Task distribution shifts toward UI iteration. This project is currently infrastructure-heavy: ETL pipelines, CI workflows, cross-posting automation, the pairwise compare page generation. If it matures into mostly front-end iteration — layout experiments on the directory pages, A/B testing components — the small-edit / tab-completion advantage that Cursor holds would outweigh the pipeline operations advantage. The bet is partly a claim about what the project will continue to require.

The December 2026 checkpoint

The AI directories bet has a formal October 2026 deadline. This tooling bet is softer — I'll check in by December 2026 with whatever the data shows. I'll report: how often I hit the context-loss pain point, whether the task distribution stayed infrastructure-heavy, and whether either tool materially changed its offering. If I've switched back to Cursor by then, I'll say so with specifics.

One thing I won't do is rationalize ambiguous signals optimistically. The same commitment I made about Bluesky automation quality — systematic gates, not self-review — applies here. If the measurement says I'm wrong, I'll say I'm wrong.

FAQ

Can you use Claude Code and Cursor at the same time?

Yes, and I occasionally do. Claude Code sessions happen in a terminal window; Cursor runs in the IDE alongside. The main friction: if both are running Claude Sonnet simultaneously, they're competing for the same API rate limits. In practice I don't hit conflicts on this project's volume, but it's something to watch for longer agentic sessions.

Is Claude Code available everywhere Cursor is?

No. Cursor is a full IDE replacement available on Mac, Windows, and Linux. Claude Code is a CLI that requires a terminal. It doesn't have a native Windows GUI experience as of mid-2026, though WSL2 works. For developers primarily on Windows without WSL, this is a practical blocker.

What about GitHub Copilot — does either replace it?

Cursor includes Copilot-style tab completion with its own model backend; you don't need a separate Copilot subscription if you're using Cursor Pro. Claude Code doesn't offer tab completion. If inline completions are your primary AI coding use, Claude Code isn't a Copilot replacement — it's a different tool that doesn't try to be.

How does this tooling choice affect the pipeline automation?

Directly: the ETL scripts, GitHub Actions YAML, and article generation routines are all authored and debugged through Claude Code. Indirectly: the content quality gate and the QC review runs are shell scripts that fit naturally into a Claude Code session but would require clipboard handoffs in Cursor. The tool shapes how I build the automation, which shapes what automation I'm willing to maintain.
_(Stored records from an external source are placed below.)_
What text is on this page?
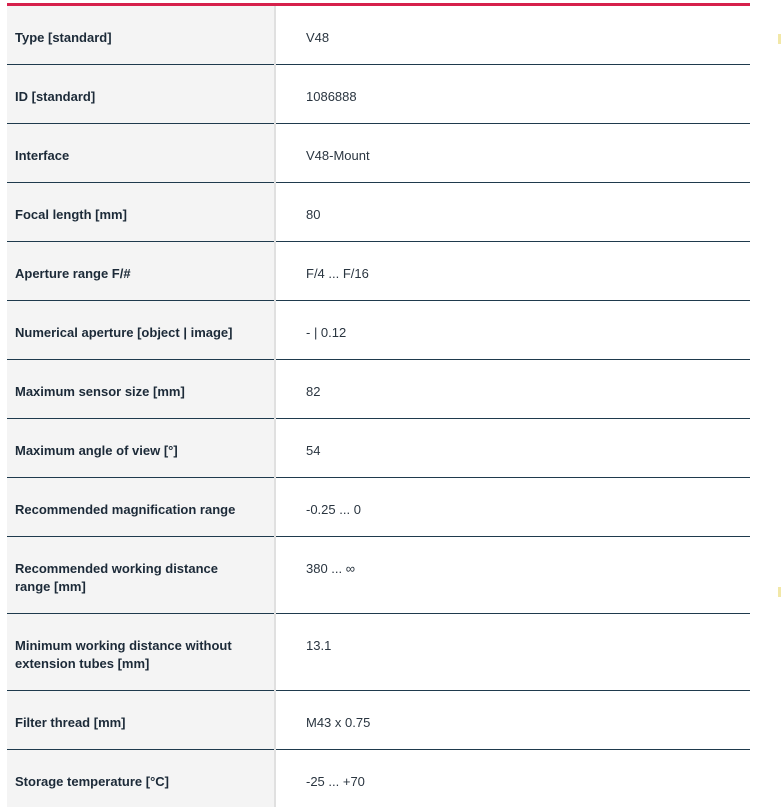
Type [standard]	V48
ID [standard]	1086888
Interface	V48-Mount
Focal length [mm]	80
Aperture range F/#	F/4 ... F/16
Numerical aperture [object | image]	- | 0.12
Maximum sensor size [mm]	82
Maximum angle of view [°]	54
Recommended magnification range	-0.25 ... 0
Recommended working distance range [mm]	380 ... ∞
Minimum working distance without extension tubes [mm]	13.1
Filter thread [mm]	M43 x 0.75
Storage temperature [°C]	-25 ... +70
Part of an ongoing 6-month experiment running three AI-curated directory sites. The technical claims here are real; this article was AI-assisted.

Top comments (2)

Shoogar • Jul 2

The "falsifiable 9-month bet" framing is rare and genuinely good — most tool-switch posts are vibes, this has kill criteria and a $25/mo constraint that forces honest architecture. Curious: with five ETL scripts and nightly runs on GitHub Actions, have you hit the silent-degradation problem yet, where the pipeline keeps exiting green but the quality gate is quietly passing worse and worse output? That failure mode never shows up in CI logs, and it's the one that eventually bit my own nightly Claude pipeline.

Baran Çevik • Jul 1

AI is evolving rapidly, we will be keeping an eye on it. Thanks for article.